Car cet appel en faveur d’une hygiénisation des réseaux sociaux, lancé le 18 janvier 2019 depuis Souillac, ne manque pas de faire écho à l’hygiénisme du XIXe siècle. De là à dire que, comme pour la santé des citoyens, graduellement passée sous le contrôle de la collectivité à partir de la seconde moitié du XVIIIe siècle, l’information, appréhendée comme une maladie contagieuse contemporaine, le glissement est, reconnaissons-le, pour le moins inquiétant.

 

De l’hygiénisation des réseaux sociaux au confinement des libertés individuelles

Si la crise politique et sociale engendrée par le mouvement des Gilets jaunes, a contribué à la mise à l’agenda, avec une nouvelle acuité, des limites contemporaines de l’exercice de la liberté d’expression sur les réseaux sociaux, la crise sanitaire du Covid-19 a également abouti à un nouvel affaissement des libertés en France.
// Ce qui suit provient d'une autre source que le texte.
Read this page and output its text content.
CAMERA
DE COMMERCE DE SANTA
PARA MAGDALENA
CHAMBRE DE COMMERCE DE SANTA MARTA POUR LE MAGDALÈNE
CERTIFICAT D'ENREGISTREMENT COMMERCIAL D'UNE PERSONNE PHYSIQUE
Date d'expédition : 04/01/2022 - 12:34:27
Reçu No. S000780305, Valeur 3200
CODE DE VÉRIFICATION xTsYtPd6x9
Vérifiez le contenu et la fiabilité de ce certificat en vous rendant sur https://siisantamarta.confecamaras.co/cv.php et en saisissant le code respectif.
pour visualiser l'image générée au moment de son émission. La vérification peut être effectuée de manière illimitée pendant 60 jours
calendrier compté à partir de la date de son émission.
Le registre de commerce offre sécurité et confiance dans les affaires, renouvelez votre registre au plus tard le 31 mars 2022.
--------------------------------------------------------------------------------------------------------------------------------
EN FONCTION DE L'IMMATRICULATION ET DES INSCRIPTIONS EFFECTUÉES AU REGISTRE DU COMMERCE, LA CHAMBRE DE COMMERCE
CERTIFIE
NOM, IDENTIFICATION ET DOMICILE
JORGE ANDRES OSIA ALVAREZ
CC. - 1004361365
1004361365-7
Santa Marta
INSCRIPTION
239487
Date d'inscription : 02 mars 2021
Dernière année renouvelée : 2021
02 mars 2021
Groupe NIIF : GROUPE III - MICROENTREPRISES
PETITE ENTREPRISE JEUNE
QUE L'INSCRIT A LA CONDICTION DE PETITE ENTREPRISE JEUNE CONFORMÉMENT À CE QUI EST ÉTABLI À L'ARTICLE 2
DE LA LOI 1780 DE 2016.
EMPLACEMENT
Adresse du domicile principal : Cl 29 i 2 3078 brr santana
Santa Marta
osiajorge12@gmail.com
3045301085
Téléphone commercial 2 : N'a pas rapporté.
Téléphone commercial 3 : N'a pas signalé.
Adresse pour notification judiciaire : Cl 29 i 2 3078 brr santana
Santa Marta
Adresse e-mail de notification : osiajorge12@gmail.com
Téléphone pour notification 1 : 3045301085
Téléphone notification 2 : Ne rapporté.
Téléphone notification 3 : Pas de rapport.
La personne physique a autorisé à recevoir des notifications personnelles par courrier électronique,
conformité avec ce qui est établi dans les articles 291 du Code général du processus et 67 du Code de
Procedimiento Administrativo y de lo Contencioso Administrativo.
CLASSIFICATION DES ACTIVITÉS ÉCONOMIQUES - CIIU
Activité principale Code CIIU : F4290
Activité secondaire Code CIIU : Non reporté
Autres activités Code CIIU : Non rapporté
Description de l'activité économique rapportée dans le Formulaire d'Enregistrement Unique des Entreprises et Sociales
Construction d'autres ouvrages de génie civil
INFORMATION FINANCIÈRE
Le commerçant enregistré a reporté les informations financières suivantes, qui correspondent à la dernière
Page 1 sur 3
Si le “quoi qu’il en coûte” macronien questionnait sur les conséquences économiques et financières de la réponse de l’exécutif à la crise sanitaire, la foisonnance de mesures, règles et normes mises en place pour faire barrière à la propagation du virus, a fait dévier, à nouveau, le macronisme de la trajectoire libérale dans lequel celui-ci était censé s’inscrire. Du laissez-faire, et son pendant le laissez-circuler, tant vanté pendant la campagne de 2017, le macronisme s’est mué en un interventionnisme, en apparence, débridé. Si l’extraordinaire ébranle, par définition, les normes, Emmanuel Macron tout au long de la crise sanitaire a incliné naturellement vers davantage de contraintes sur les corps et les esprits, sans donner l’impression, à aucun moment, de vouloir résister à la fuite en avant de son Premier ministre, d’alors, et de son ministre de la santé.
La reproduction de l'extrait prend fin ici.